Nothing beats a good education
Marcus, who graduated in 2002 with a Management of Technology degree, credits WPI's Department of Management with helping him achieve success. "They gave me the tools I needed to be well-grounded and able to effectively manage technology and my business," he stated. Marcus also credits their success in large part to the solid background he and his WPI alumni-employees all received from the school. "A key factor was the flexibility of the curriculum at WPI," said Marcus. "For me, to be able to see all the technology going on was crucial."

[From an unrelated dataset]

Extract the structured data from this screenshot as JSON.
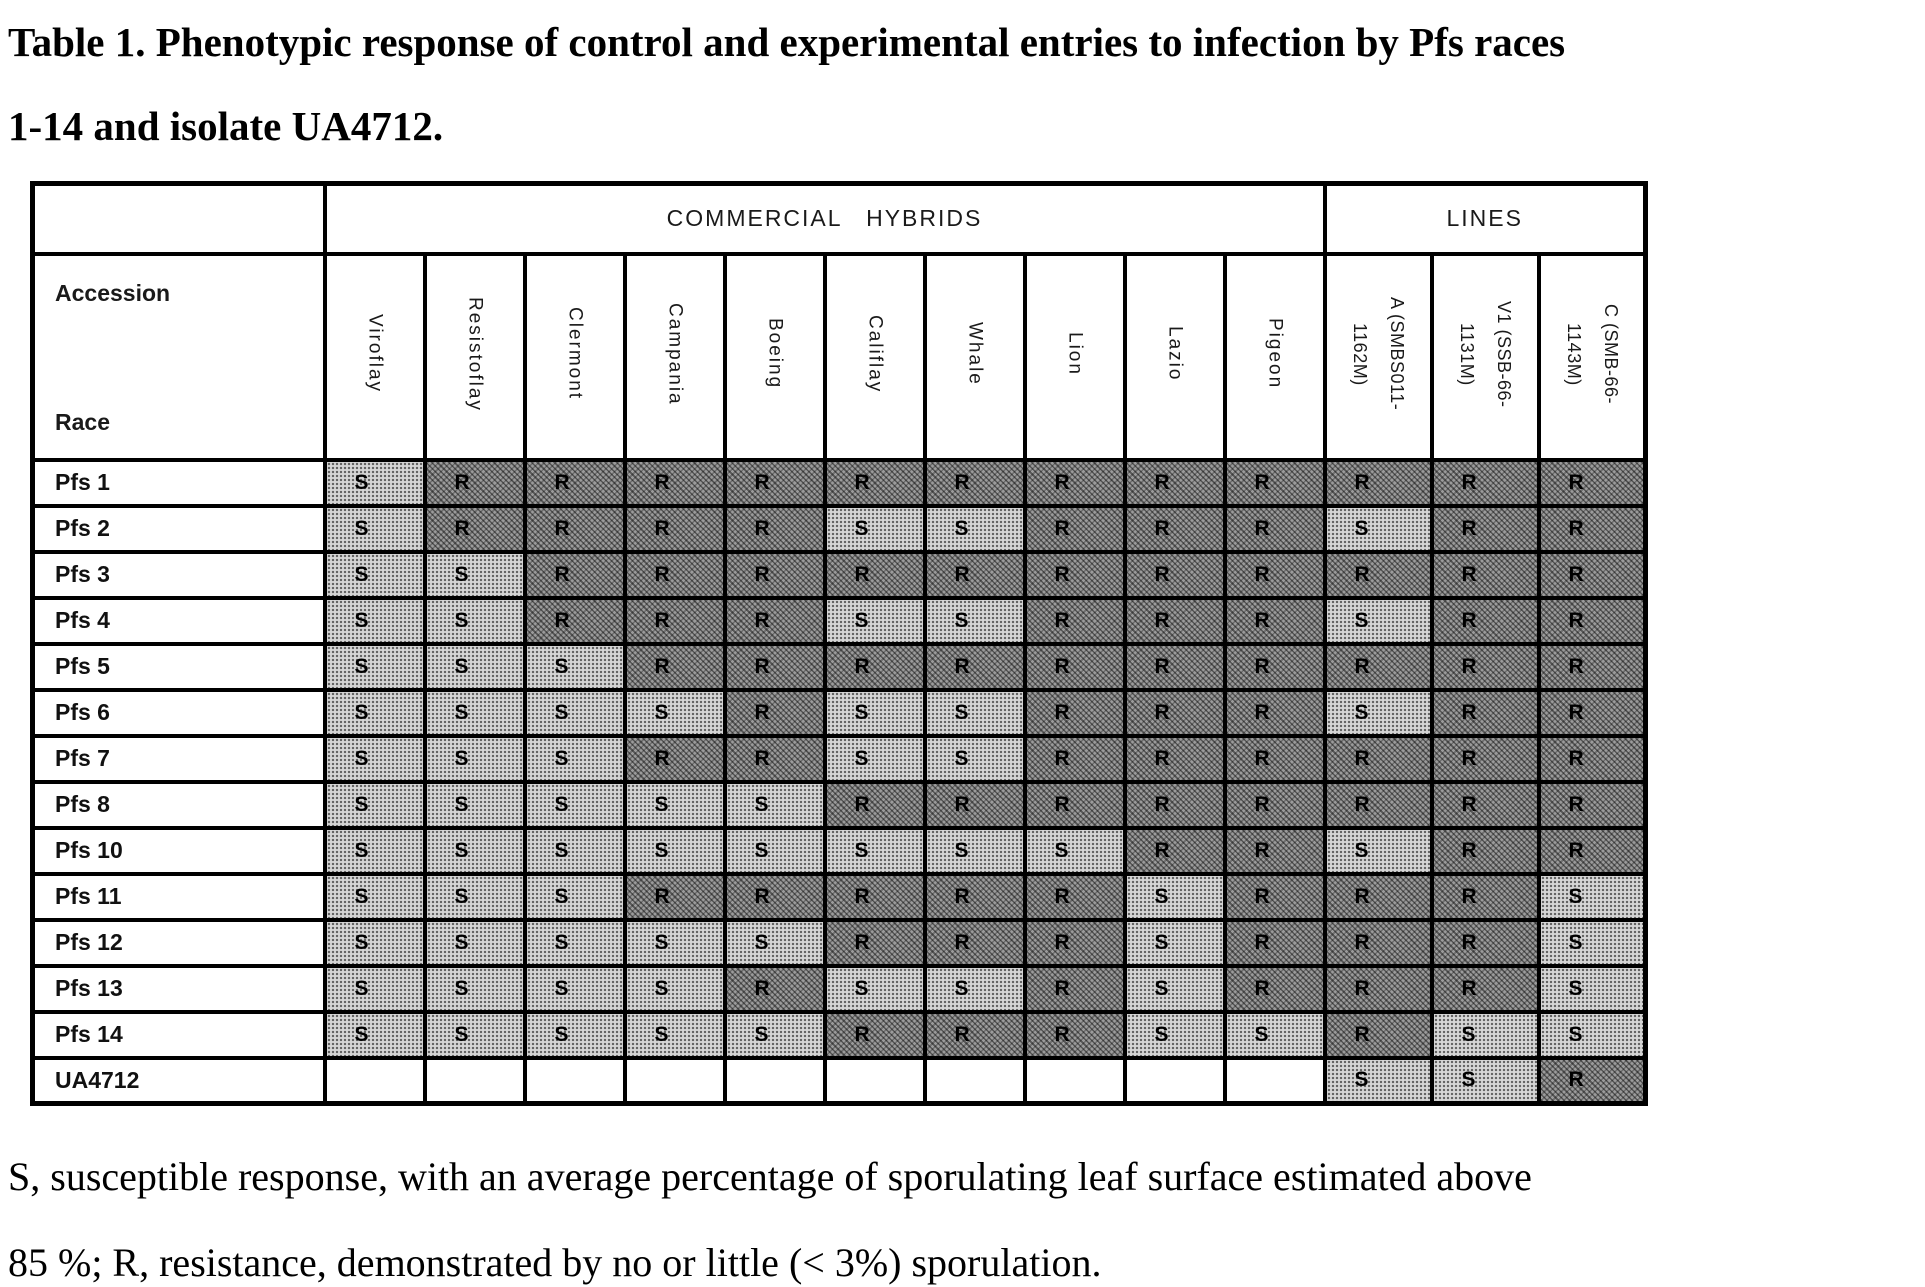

Commenting on the school's entrepreneurial initiatives, Marcus encourages both students and alumni alike to take advantage of what the school has to offer, both in the undergraduate programs and in the Collaborative for Entrepreneurship & Innovation. "I've taken part in the entrepreneurial dinners and they're a great opportunity for students to ask questions and get advice from people who are out in the real world, making it happen," stated Marcus. And who better to ask than a kid hot out of school, with almost ten years and millions of dollars of business experience already under his belt.